Und doch konnte ich sie verstehen. Auch wenn sie und ihr Mann Probleme in ihrer Ehe hatten, waren es doch ihre Probleme, die sie gemeinsam lösen mussten. Ich hatte kein Recht darauf, mich als dritte Person zwischen sie zu stellen. Miriam musste ihr Leben selbst auf die Reihe bekommen und ich das meine. Immerhin stand ich vor meiner großen, lebensverändernden Operation in Potsdam und sollte meinen Fokus ohnehin wieder auf mich und meine Meilensteine richten. Ich war mir sicher: Wenn das Leben einen Plan für uns hatte, würde es alles in Bewegung setzen, damit wir uns eines Tages wieder über den Weg laufen.
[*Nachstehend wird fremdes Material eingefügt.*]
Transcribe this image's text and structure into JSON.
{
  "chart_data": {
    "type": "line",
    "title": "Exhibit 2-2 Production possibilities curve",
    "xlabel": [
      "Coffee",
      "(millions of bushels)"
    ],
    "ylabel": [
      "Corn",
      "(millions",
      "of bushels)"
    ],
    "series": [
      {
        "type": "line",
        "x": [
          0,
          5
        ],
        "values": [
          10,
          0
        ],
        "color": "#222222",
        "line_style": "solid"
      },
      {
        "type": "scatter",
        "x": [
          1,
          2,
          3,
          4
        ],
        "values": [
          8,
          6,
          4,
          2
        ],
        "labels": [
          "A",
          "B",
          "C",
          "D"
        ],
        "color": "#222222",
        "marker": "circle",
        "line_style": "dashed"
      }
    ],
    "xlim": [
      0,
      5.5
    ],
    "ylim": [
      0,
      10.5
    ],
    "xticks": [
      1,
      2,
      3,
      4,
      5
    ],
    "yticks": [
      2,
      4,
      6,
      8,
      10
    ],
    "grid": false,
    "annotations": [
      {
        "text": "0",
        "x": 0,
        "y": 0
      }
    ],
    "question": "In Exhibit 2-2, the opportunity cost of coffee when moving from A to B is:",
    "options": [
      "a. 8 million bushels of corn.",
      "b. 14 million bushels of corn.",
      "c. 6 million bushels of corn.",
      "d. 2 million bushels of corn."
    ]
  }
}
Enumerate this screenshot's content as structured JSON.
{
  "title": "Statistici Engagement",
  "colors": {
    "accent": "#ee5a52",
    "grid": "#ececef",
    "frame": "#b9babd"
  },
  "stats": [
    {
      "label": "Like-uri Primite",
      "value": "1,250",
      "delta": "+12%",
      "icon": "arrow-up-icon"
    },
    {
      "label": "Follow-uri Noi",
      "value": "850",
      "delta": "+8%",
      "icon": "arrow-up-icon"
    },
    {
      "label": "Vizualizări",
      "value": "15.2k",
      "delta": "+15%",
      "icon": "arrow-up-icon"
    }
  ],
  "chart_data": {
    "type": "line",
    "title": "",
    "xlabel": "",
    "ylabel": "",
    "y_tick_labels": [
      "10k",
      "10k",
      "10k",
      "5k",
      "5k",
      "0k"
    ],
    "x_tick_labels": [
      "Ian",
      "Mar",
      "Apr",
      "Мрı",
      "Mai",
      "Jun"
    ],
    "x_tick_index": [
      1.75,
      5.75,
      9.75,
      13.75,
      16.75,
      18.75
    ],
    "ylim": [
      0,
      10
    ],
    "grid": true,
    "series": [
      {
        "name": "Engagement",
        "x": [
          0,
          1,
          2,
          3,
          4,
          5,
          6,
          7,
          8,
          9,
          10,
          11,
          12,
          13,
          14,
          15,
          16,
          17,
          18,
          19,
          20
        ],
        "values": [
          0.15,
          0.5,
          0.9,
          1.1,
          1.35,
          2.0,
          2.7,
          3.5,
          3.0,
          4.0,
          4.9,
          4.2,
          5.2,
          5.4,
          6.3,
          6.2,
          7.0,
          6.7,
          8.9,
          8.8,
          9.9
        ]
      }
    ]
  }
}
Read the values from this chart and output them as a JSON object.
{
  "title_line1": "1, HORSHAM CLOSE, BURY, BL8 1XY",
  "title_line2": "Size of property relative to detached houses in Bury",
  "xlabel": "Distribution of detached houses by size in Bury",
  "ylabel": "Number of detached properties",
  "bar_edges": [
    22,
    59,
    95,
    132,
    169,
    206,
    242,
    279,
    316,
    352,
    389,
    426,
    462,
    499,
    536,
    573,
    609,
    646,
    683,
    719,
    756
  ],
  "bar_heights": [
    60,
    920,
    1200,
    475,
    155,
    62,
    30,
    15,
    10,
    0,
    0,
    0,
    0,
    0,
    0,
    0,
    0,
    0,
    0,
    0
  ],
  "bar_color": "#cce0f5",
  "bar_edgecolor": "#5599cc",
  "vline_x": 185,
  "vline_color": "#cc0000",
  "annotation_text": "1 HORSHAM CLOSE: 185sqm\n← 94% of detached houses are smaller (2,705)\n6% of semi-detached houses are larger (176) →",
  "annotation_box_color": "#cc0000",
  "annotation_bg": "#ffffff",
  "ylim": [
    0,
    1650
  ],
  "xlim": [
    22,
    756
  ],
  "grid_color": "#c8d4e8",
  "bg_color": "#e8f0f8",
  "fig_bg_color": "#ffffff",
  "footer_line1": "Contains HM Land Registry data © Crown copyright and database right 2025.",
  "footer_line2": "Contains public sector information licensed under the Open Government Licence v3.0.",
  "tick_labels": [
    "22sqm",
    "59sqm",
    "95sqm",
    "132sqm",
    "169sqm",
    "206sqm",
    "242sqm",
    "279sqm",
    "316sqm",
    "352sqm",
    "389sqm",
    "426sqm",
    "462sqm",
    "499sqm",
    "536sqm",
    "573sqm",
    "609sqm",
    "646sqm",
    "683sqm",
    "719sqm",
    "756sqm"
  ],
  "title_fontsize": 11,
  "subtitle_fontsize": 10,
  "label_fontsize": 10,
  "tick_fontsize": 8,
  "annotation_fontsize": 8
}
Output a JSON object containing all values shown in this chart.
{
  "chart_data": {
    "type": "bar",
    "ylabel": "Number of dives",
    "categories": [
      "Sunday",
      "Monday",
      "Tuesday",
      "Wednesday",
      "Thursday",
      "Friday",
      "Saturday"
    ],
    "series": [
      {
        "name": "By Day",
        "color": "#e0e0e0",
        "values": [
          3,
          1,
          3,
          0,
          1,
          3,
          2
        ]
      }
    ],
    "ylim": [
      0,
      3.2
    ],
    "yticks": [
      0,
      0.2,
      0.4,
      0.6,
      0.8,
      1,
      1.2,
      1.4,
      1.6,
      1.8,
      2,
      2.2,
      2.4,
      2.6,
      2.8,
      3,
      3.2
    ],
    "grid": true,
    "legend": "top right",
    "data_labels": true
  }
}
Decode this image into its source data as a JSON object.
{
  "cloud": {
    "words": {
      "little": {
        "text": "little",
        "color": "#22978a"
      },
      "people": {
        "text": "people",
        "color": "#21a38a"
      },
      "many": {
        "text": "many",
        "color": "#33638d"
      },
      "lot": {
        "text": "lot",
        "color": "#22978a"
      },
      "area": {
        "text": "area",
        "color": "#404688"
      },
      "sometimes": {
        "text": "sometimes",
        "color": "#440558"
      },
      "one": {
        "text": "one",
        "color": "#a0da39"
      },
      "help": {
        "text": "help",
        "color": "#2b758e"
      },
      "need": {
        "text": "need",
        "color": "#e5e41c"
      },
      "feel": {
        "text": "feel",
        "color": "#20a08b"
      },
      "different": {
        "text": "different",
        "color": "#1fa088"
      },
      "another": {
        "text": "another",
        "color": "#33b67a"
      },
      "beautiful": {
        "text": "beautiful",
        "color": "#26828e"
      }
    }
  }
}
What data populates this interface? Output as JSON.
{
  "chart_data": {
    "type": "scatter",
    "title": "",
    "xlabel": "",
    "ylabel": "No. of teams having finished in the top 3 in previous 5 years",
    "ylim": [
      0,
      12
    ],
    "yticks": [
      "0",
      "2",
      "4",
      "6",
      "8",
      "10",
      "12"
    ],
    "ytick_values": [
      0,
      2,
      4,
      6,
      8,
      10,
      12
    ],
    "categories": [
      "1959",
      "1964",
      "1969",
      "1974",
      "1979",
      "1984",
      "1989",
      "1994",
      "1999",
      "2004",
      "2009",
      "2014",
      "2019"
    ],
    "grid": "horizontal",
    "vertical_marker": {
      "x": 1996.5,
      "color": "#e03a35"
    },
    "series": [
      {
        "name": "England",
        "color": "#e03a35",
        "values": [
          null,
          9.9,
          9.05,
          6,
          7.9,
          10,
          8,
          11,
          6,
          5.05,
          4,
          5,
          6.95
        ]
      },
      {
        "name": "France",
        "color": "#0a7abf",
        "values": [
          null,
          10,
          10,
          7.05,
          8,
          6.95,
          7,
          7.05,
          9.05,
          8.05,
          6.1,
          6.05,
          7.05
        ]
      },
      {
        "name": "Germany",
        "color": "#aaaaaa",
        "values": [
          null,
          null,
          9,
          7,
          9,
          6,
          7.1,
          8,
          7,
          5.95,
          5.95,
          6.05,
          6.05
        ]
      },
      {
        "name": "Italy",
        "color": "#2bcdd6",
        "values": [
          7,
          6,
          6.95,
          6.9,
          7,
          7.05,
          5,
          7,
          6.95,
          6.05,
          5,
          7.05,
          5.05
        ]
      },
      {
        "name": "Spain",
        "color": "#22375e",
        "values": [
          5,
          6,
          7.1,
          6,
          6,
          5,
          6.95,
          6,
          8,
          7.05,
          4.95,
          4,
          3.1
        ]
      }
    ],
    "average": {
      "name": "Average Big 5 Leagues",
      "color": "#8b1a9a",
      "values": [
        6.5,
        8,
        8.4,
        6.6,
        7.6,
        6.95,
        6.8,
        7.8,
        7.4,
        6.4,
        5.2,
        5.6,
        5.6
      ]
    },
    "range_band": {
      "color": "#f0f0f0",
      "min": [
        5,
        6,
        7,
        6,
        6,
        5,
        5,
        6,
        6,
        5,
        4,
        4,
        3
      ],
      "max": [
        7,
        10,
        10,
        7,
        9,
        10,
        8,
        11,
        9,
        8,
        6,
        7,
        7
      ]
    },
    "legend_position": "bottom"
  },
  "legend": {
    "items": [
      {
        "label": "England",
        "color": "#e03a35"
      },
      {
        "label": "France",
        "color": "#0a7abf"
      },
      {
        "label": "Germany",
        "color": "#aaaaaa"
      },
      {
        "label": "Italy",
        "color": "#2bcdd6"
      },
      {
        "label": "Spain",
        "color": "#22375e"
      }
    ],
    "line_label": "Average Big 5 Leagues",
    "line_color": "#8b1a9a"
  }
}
Und so kam es auch. Ein Jahr später, im Sommer 2016.

Ein Herz braucht Luft

Es war alles noch frisch: mein neues Leben und die Wunden von meiner geschlechtsangleichenden Operation. Letztere musste ich regelmäßig neu verbinden und kontrollieren lassen. Zuerst hatte das mein Hausarzt im Dorf erledigt, doch aufgrund der großflächigen Wunden entschied ich mich dann doch, von der kleinen Ordination in ein Krankenhaus zu wechseln und die Wundversorgung und -pflege in der Innsbrucker Klinik durchführen zu lassen. Vor Ort wurde ich gleich in die Ambulanz geschickt und war erleichtert, dass ich die diplomierte Gesundheitsund Krankenpflegerin, die sich meiner Wunden annahm, kannte – Jeanette. Sie wohnt im selben Dorf wie ich und wir hatten uns schon vor meiner OP immer mal wieder beim Klettern, im Schwimmbad und auf dem ein oder anderen Fest getroffen.